La Espiritualidad Ignaciana se vive entre polos y tensiones, pero mal vivida expone a extremos, como la ingenuidad laxa de justificarlo todo porque “Dios está en todas las cosas” o la sospecha sistemática de ver siempre lo torcido o egoísta en las personas. Todo por estos principios enfatizados por Ignacio: 1) Dios todo lo ha hecho bueno y en todas las cosas habita sin reducirse a ellas; y 2) el buen espíritu y el mal espíritu combaten en el corazón humano.
Caer en la ingenuidad laxa es fácil al olvidar que el bien proviene de Dios: del encuentro auténtico con él y del amor con que nos lleva a relacionarnos con los demás. Razón tenía S. Agustín al decir “ama y haz lo que quieras”. No porque cualquier acción esté permitida ni porque sea prohibido desear, tener gustos o aspiraciones, sino porque sólo bebiendo de la fuente del amor mis frutos serán buenos… sólo discerniendo personal y continuamente qué tanto mis acciones vienen de esa fuente evitaré los autoengaños.

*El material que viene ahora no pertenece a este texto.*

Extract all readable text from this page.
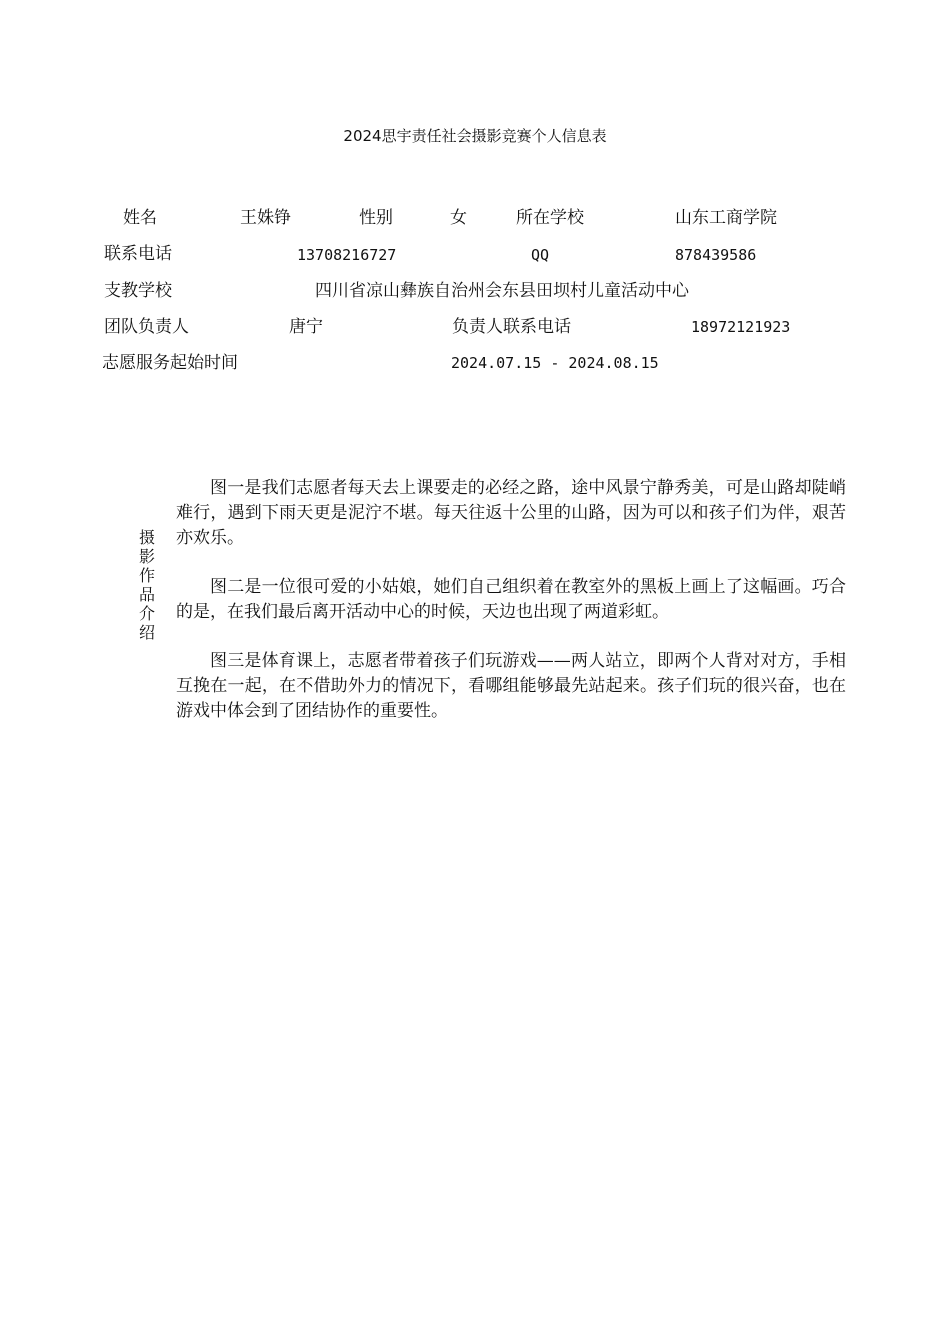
2024思宇责任社会摄影竞赛个人信息表
姓名	王姝铮	性别	女	所在学校	山东工商学院
联系电话	13708216727	QQ	878439586
支教学校	四川省凉山彝族自治州会东县田坝村儿童活动中心
团队负责人	唐宁	负责人联系电话	18972121923
志愿服务起始时间	2024.07.15 - 2024.08.15
摄
影
作
品
介
绍

图一是我们志愿者每天去上课要走的必经之路，途中风景宁静秀美，可是山路却陡峭难行，遇到下雨天更是泥泞不堪。每天往返十公里的山路，因为可以和孩子们为伴，艰苦亦欢乐。

图二是一位很可爱的小姑娘，她们自己组织着在教室外的黑板上画上了这幅画。巧合的是，在我们最后离开活动中心的时候，天边也出现了两道彩虹。

图三是体育课上，志愿者带着孩子们玩游戏——两人站立，即两个人背对对方，手相互挽在一起，在不借助外力的情况下，看哪组能够最先站起来。孩子们玩的很兴奋，也在游戏中体会到了团结协作的重要性。
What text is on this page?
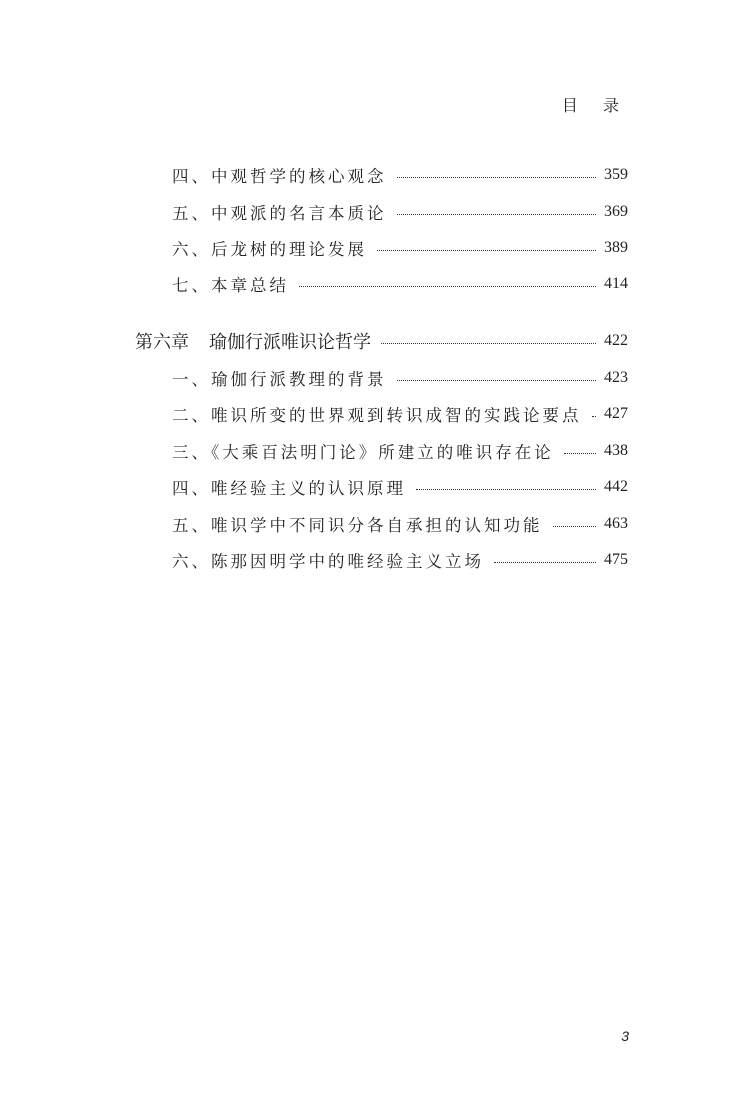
目 录
四、中观哲学的核心观念	359
五、中观派的名言本质论	369
六、后龙树的理论发展	389
七、本章总结	414
第六章 瑜伽行派唯识论哲学	422
一、瑜伽行派教理的背景	423
二、唯识所变的世界观到转识成智的实践论要点 427
三、《大乘百法明门论》所建立的唯识存在论	438
四、唯经验主义的认识原理	442
五、唯识学中不同识分各自承担的认知功能	463
六、陈那因明学中的唯经验主义立场	475
3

Cuando Jesús respondió a alguien: «¿Por qué me llamas bueno? Nadie es bueno, sino solo Dios» (Lc 18:19) quizás quiso advertirnos justamente que los seres humanos no somos pura bondad o que no todo lo que hacemos está orientado (suficientemente) al bien. ¿Debemos entonces sospechar sistemáticamente de los demás; de sus motivaciones y sus acciones?
Con una antropología esperanzadora y una espiritualidad misericordiosa, Ignacio recuerda que el deber es “salvar la proposición del prójimo” (E.E. 22) y no suplantar su discernimiento personal ni someterlo a un constante juicio o sospecha. No sea que, por quererle arrancar su cizaña, se le termine arrancando también sus espigas (Mt 13, 24-52) o que, por querer sacarle la mota de su ojo, se entierre uno más la viga atravesada en el propio (Mt 7:3-5).
La mística y el discernimiento de estos dos principios para ver y buscar el bien serán entonces reales sólo desde Dios Padre, el único bueno, desde Jesús, el único que salva, y desde el Espíritu de amor, el único que nos reconcilia con nuestros límites y los de los demás. Desconfianza, autojustificación, superioridad moral, represión… no son signos de espiritualidad, ¡ni mucho menos ignaciana!